Purpose: Keep Content Calendar current so everyone knows article status.

  • Open Content Calendar
  • Update your article's row:
  • Status = "Published"
  • Published URL = live article link
  • Publish Date = actual publish date
  • Confirm all fields are complete

Done When

  • All articles for the month published on schedule
  • Social team notified for each article
  • Content Calendar fully updated

If Stuck

  • Can't find authoritative source → Ask Ryan
  • Can't log in to WordPress → Ask Ryan for credentials
  • Not sure which category → Check similar published articles
  • SME/Expert unclear → Ask Ryan
  • Client feedback unclear → Ask for clarification in Slack
  • Disagree with client feedback → Talk to Ryan FIRST (see Client Content Review SOP)
  • Not sure how to respond to client → See Client Content Review SOP
  • WordPress formatting broken → Check for extra HTML tags
  • Can't get public preview link → Ask Ryan for help

FAQ

Q: How many articles per month? A: Typically 4 (one per week). Check Content Calendar for exact count.

Q: Can I use non-government sources? A: Yes, but prefer government sources when available. Never quote competitor accounting/tax firms.

Q: What if the topic is too broad? A: Flag in Slack. Ryan may split into a series or narrow the scope.

Q: What if client requests changes I disagree with? A: Do NOT respond to client directly. Message Ryan first with your reasoning. He'll review before you reply.

Q: Where do images come from? A: Ask Ryan for image sourcing guidelines. Image must match the article topic.

Q: What's the difference between Draft and Pending status? A: Draft = still working. Pending = ready for review. Use Draft unless told otherwise.

Q: Do I need outline approval before writing? A: No. Write all articles and save as drafts. Ryan reviews on draft.

Q: Which site does my article go on? A: Assurance/Audit/Attest topics → WW CPAs. Tax/Consulting topics → WW MF.

Q: How many sources do I need? A: At least 3 external sources and 3 internal links per article.
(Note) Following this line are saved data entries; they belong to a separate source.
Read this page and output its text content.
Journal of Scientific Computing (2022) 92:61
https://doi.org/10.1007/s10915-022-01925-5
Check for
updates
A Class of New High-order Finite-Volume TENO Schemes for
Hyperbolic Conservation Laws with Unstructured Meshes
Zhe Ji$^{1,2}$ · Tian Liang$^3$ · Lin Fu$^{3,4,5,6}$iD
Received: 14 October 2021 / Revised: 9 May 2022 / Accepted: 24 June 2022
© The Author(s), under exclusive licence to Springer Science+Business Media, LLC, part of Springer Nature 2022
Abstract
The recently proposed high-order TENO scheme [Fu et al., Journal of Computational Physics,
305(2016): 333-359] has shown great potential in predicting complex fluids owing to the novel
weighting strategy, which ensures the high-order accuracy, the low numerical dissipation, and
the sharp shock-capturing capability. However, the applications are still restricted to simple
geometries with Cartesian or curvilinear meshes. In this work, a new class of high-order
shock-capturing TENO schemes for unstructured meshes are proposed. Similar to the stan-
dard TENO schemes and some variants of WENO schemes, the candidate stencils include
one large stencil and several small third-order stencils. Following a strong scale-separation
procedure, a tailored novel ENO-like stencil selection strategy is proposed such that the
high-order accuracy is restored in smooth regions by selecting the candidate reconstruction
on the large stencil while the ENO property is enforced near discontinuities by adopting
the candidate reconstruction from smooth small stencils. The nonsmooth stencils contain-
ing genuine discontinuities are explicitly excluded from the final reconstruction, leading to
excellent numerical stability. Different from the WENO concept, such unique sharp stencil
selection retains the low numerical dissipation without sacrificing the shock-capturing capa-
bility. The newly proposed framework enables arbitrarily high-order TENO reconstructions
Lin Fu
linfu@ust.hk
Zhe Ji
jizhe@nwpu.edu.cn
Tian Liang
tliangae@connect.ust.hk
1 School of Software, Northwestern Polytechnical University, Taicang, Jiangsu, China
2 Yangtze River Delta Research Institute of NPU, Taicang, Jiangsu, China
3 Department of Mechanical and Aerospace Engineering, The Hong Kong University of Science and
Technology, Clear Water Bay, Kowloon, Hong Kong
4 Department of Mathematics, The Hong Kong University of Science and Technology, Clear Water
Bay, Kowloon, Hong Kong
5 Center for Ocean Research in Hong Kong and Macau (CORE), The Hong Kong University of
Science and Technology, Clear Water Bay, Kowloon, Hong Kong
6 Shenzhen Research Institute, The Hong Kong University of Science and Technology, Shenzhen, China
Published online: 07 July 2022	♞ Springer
Q: What if an old blog post I want to link to has outdated info? A: Do not link to it. Find a different article or skip that internal link. Flag the outdated article to Ryan.

Q: What makes a good WhippleWood article? A: Natural voice (not AI-sounding), fact-checked, no repetition, aligns with brand voice, relevant images.

Q: Client hasn't responded to my review request. What do I do? A: 3 days: follow up + notify Ryan. 7 days: Ryan will mention in weekly call. Use judgment based on publish deadline.